Edinburgh witnesses a 25% increase in office take-up despite nationwide slump
Edinburgh’s office market is showing resilience in the face of economic headwinds, with office space take-up rising to 334,510 sq ft by the end of Q3 2023 – a 25% increase on last year’s figure, according to Savills.
Whilst the city saw a 7% decline on the five-year average, Edinburgh suffered the lowest fall in take-up of the UK’s big six cities (Birmingham, Bristol, Glasgow, Leeds and Manchester) as it continues to see strong levels of demand despite ongoing economic uncertainty.
Key deals so far include the letting of circa 30,000 sq ft to Analog Devices at 2 Freer Street, the assignation of Smartsheet’s 15,000 sq ft lease at Quartermile 3 and the letting of 14,000 sq ft to Cubo at 40 Princes Street.
In terms of occupier take-up, the professional and insurance and financial services sectors remain the most active, with technology, media and telecom (TMT) firms also keen to secure space.
Savills notes that this remains largely consistent with the pre-pandemic market, with insurance and finance seeing the largest jump accounting for 17% before 2020, compared with 32% post-Covid.

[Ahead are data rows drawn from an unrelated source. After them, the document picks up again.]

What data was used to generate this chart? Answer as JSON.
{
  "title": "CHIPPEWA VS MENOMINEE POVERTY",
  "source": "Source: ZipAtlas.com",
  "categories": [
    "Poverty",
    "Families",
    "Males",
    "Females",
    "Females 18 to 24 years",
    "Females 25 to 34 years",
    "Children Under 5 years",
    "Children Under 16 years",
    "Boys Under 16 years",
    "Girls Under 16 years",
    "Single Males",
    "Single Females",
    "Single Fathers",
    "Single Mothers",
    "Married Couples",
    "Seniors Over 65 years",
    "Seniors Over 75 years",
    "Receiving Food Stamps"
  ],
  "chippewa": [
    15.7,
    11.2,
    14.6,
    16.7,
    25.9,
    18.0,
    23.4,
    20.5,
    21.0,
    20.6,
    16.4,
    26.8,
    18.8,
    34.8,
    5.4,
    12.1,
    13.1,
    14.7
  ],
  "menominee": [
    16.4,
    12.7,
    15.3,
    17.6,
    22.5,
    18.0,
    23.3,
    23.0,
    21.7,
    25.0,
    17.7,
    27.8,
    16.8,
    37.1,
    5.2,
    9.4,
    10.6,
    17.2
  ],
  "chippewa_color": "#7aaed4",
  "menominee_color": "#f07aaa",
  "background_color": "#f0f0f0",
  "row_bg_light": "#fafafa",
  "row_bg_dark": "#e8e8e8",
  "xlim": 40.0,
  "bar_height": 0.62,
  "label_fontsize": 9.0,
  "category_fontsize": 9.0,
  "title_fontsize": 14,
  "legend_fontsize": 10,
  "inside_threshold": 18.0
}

However, this can largely be attributed to Blackrock taking 130,000 sq ft at 20 Brandon Street in 2022.
Looking ahead, there are a significant number of requirements across these sectors, which continue to see a stronger return to the office when compared to other areas of business. At present, there is over 700,000 sq ft of demand from occupiers looking for Prime/Grade A quality space.
Mike Irvine, director in the office agency team at Savills Edinburgh, said: “Edinburgh’s office market continues to perform comparatively well when it comes to other UK cities, bolstered by strong levels of demand despite the ongoing headwinds currently facing the market.
“There remains an acute lack of supply and this will only partially be addressed by the existing development pipeline.
“This will likely lead to significant rental growth on prime stock, which may in turn lead to more development coming through in the medium to long term.”